Here are five things to know about the new Twins pitcher:

1. Pay attention to the spelling of his first name. The "i" is before the "m," and per Baseball Reference, Garcia's first name is pronounced like "hi-may." Learn this. Love this. Otherwise, you will be misspelling and mispronouncing his name for at least the next 10 weeks.

2. Speaking of which, you don't need to get too acquainted with Garcia. He's a free agent at the end of this season, and this trade has the appearance of being a short-term, rental-style move. The Twins only had to give up one low-level minor league prospect to get Garcia, though they are taking on his full remaining $4.65 million salary for the rest of this season.

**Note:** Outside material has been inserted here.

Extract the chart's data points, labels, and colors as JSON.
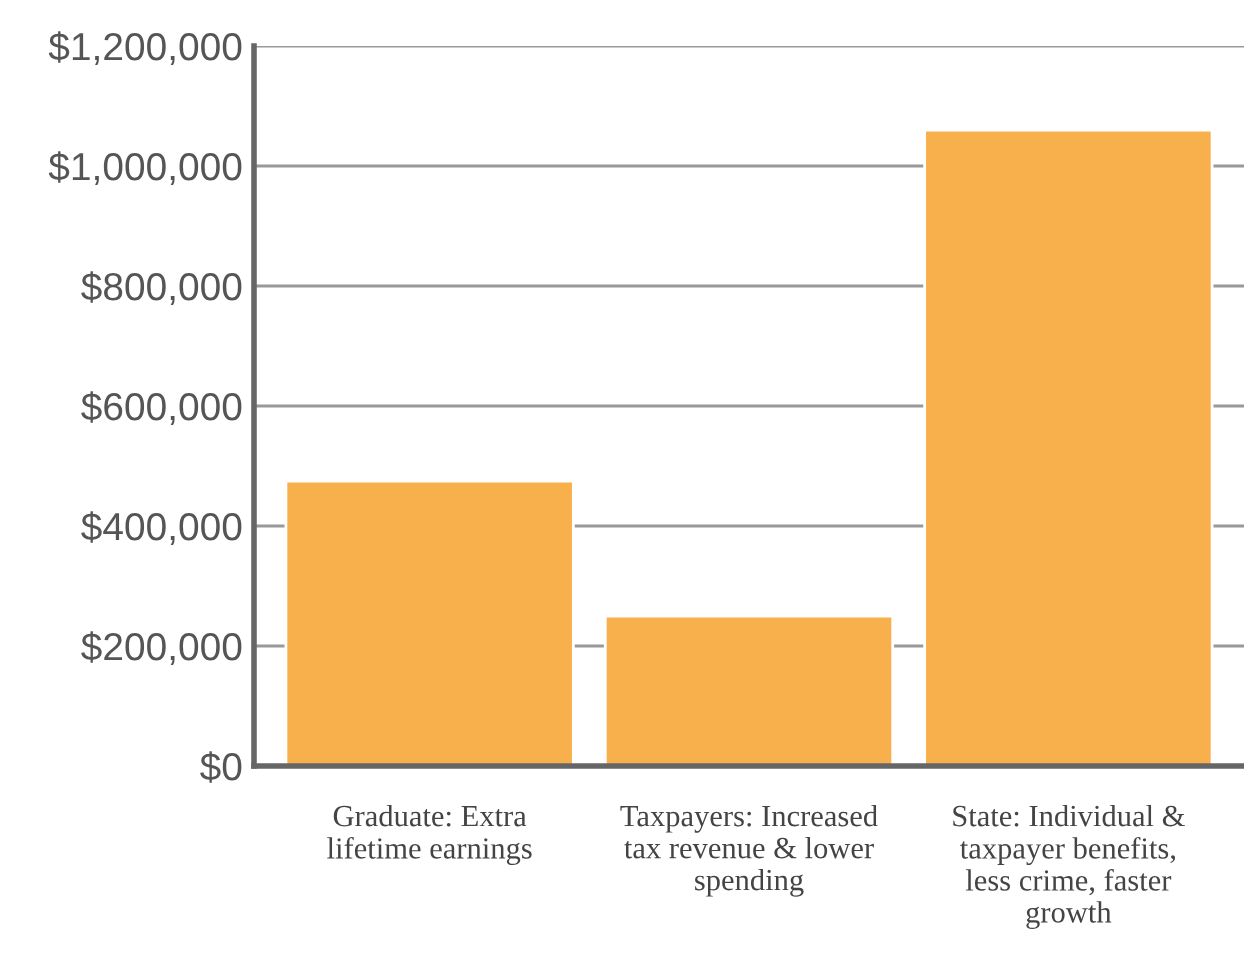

3. When healthy, Garcia, 31, has been an effective lefthanded starter throughout his career, posting a 3.65 ERA in 176 career games (all but 11 of which have come as a starter in the National League). He has averaged 7.2 strikeouts and 2.7 walks per nine innings in a career that started with St. Louis in 2008. He pitched with the Cardinals up until this season, when he was acquired by the Braves.

The "when healthy" caveat is an important one, however. Garcia has had a litany of injuries in his career. Between 2012 and 2015, he made just 56 total starts — an average of 14 per season. But he made 30 starts last season and has made 18 this year. The Twins will hope his health is good for at least the final two months of this season.

4. Garcia gives the Twins some rotational depth, something they have sorely lacked pretty much from the start of the season. Garcia is slated to make his Twins debut Friday. To make room for him in the rotation, the Twins sent Kyle Gibson to Class AAA Rochester, meaning 44-year-old Bartolo Colon will stay in the rotation, at least for the near future.

Having Gibson as a fallback plan in case any member of the current rotation — Ervin Santana, Jose Berrios, Adalberto Mejia, Colon and Garcia — is injured or ineffective is a better spot than the Twins have been in for much of the year. This is, after all, a team that has given starts to Adam Wilk, Nik Turley, Nick Tepesch and Felix Jorge already this season.

5. Garcia was born in Mexico and played high school baseball in Texas. The Orioles originally drafted him, but he re-entered the draft and wound up with the Cardinals. Pitching with St. Louis, he started seven career playoff games — including two World Series games, in which he posted a 1.80 ERA over 10 innings. Along with Colon (who has appeared in 17 career playoff games) and Santana (eight), it gives the Twins more big-game experience in the rotation.